Core Scientific's total contracted high-performance computing (HPC) infrastructure with CoreWeave would then expand to around 590 MW across six sites, with estimated potential cumulative revenue from the partnership set to exceed $10 billion.
The company's collaboration with CoreWeave is part of its focus on developing HPC projects that power advanced AI and other low-latency workloads. Competing Nasdaq-listed mining firm Riot Platforms also recently announced that it will focus on growing its AI and HPC sector in 2025.

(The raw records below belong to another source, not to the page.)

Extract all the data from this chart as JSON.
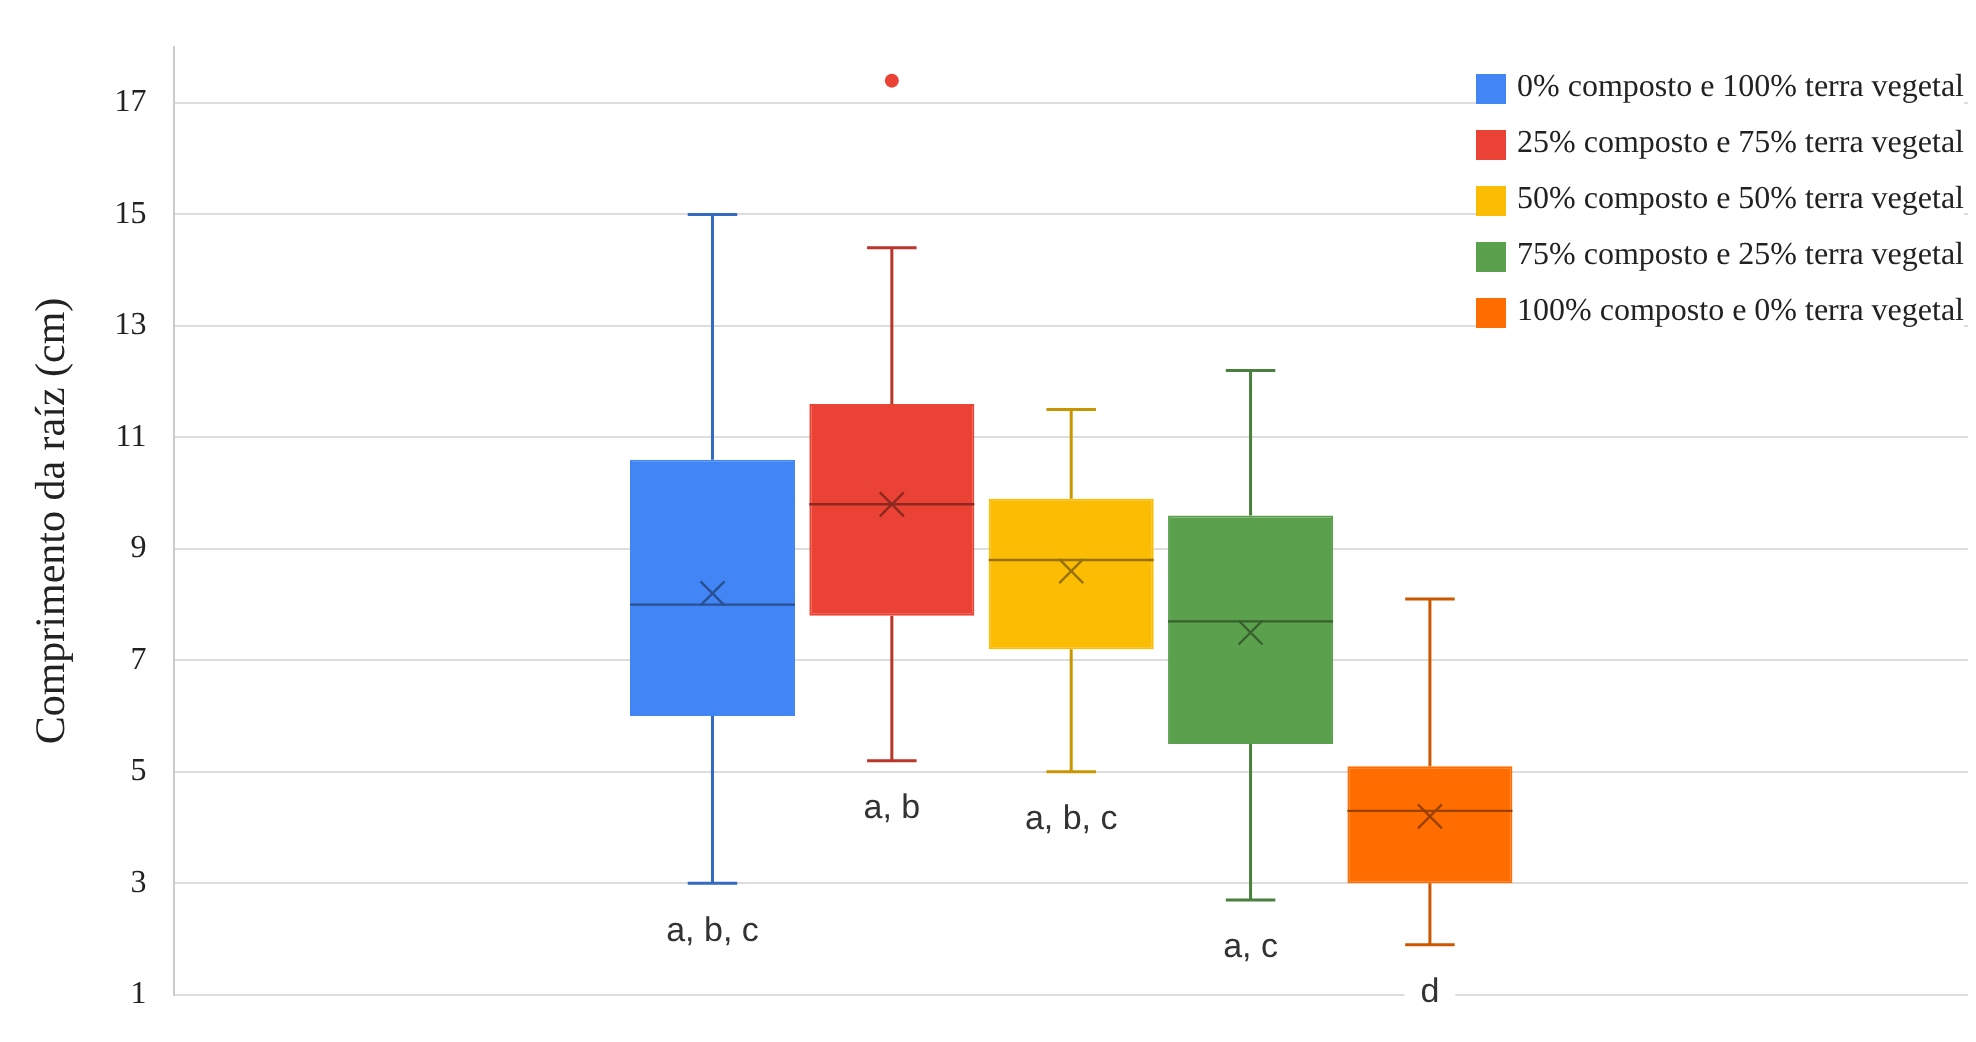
{
  "chart_data": {
    "type": "box",
    "ylabel": "Comprimento da raíz (cm)",
    "categories": [
      null
    ],
    "ylim": [
      1,
      18
    ],
    "yticks": [
      1,
      3,
      5,
      7,
      9,
      11,
      13,
      15,
      17
    ],
    "grid": "y",
    "legend": "top right",
    "tick_labels": "y",
    "series": [
      {
        "name": "0% composto e 100% terra vegetal",
        "color": "#4285f4",
        "boxes": [
          {
            "low": 3,
            "q1": 6.0,
            "median": 8.0,
            "q3": 10.6,
            "high": 15,
            "mean": 8.2
          }
        ]
      },
      {
        "name": "25% composto e 75% terra vegetal",
        "color": "#ea4335",
        "boxes": [
          {
            "low": 5.2,
            "q1": 7.8,
            "median": 9.8,
            "q3": 11.6,
            "high": 14.4,
            "mean": 9.8,
            "outliers": [
              17.4
            ]
          }
        ]
      },
      {
        "name": "50% composto e 50% terra vegetal",
        "color": "#fbbc04",
        "boxes": [
          {
            "low": 5.0,
            "q1": 7.2,
            "median": 8.8,
            "q3": 9.9,
            "high": 11.5,
            "mean": 8.6
          }
        ]
      },
      {
        "name": "75% composto e 25% terra vegetal",
        "color": "#5ba04c",
        "boxes": [
          {
            "low": 2.7,
            "q1": 5.5,
            "median": 7.7,
            "q3": 9.6,
            "high": 12.2,
            "mean": 7.5
          }
        ]
      },
      {
        "name": "100% composto e 0% terra vegetal",
        "color": "#ff6d01",
        "boxes": [
          {
            "low": 1.9,
            "q1": 3.0,
            "median": 4.3,
            "q3": 5.1,
            "high": 8.1,
            "mean": 4.2
          }
        ]
      }
    ],
    "annotations": [
      "a, b, c",
      "a, b",
      "a, b, c",
      "a, c",
      "d"
    ]
  }
}
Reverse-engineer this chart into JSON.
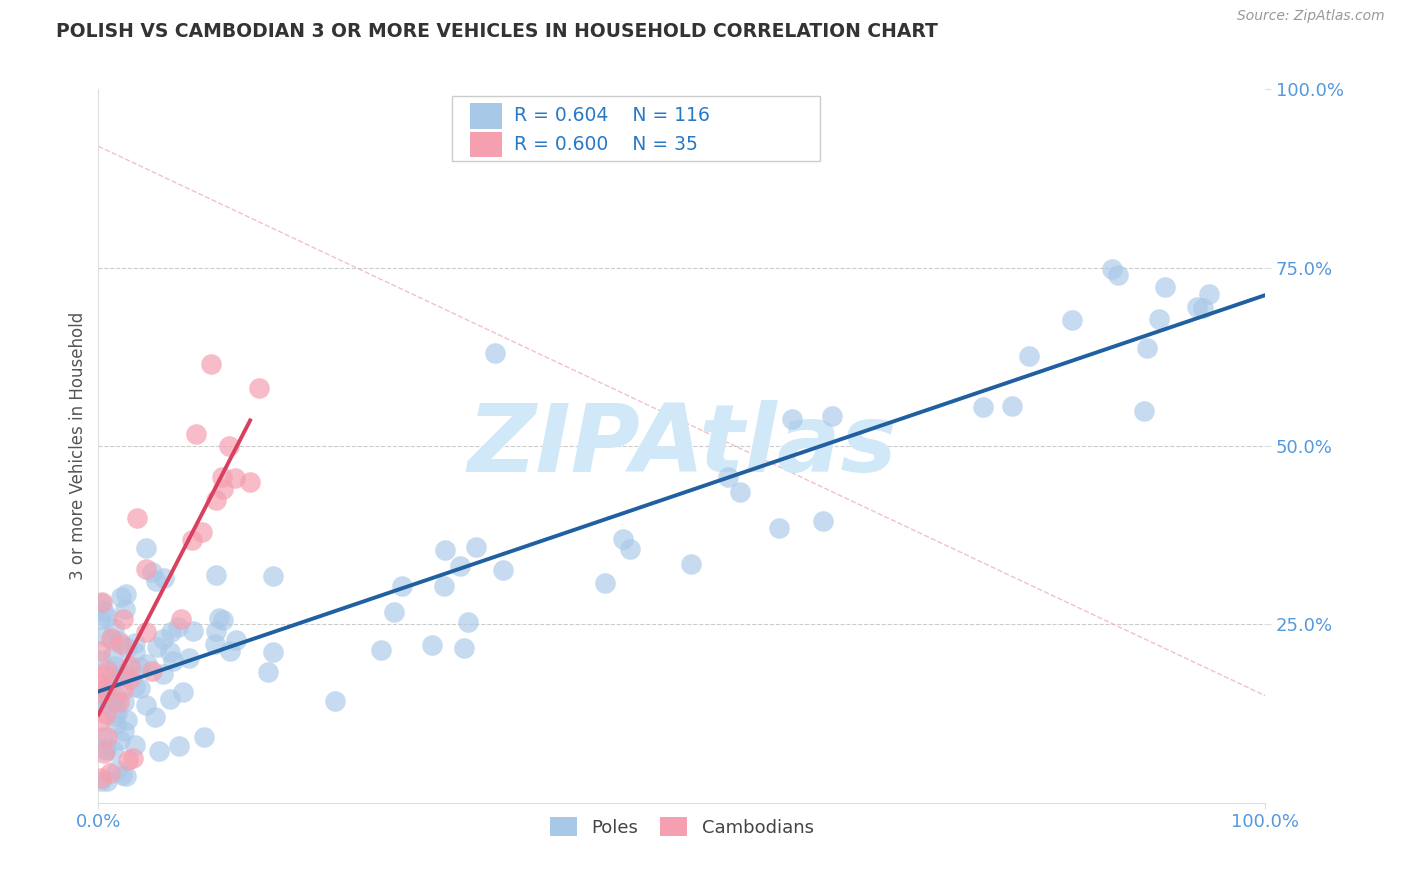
{
  "title": "POLISH VS CAMBODIAN 3 OR MORE VEHICLES IN HOUSEHOLD CORRELATION CHART",
  "source": "Source: ZipAtlas.com",
  "ylabel": "3 or more Vehicles in Household",
  "poles_R": 0.604,
  "poles_N": 116,
  "cambodians_R": 0.6,
  "cambodians_N": 35,
  "poles_color": "#a8c8e8",
  "poles_line_color": "#2060a0",
  "cambodians_color": "#f4a0b0",
  "cambodians_line_color": "#d94060",
  "legend_R_color": "#2878c8",
  "title_color": "#333333",
  "axis_label_color": "#5599dd",
  "ylabel_color": "#555555",
  "background_color": "#ffffff",
  "watermark_text": "ZIPAtlas",
  "watermark_color": "#d0e8f8",
  "diag_line_color": "#f0b0c0",
  "grid_color": "#cccccc"
}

Out of its contracted 1.3 gigawatts, Core Scientific plans to allocate 900 MW for HPC hosting, while the remaining 400 MW of contracted power would support the firm's bitcoin mining business.
Net loss widened in 2024
Meanwhile, Core Scientific reported a total yearly revenue of $510.7 million in 2024, up 1.6% year-on-year. Of this amount, $408.7 million came from crypto self-mining, $77.6 million from hosted crypto mining, and $24.4 million from HPC hosting. In January, Core Scientific reported that it self-mined a total of 6,595 bitcoins in 2024.
The company booked a net loss of $1.3 billion last year, widening from the $246.5 million net loss in 2023.
"[Net loss] increased by $1.1 billion driven primarily by a net $1.4 billion mark-to-market adjustment on our warrants and other contingent value rights comprising a $1.5 billion increase in the fair value of warrant liabilities," the company said.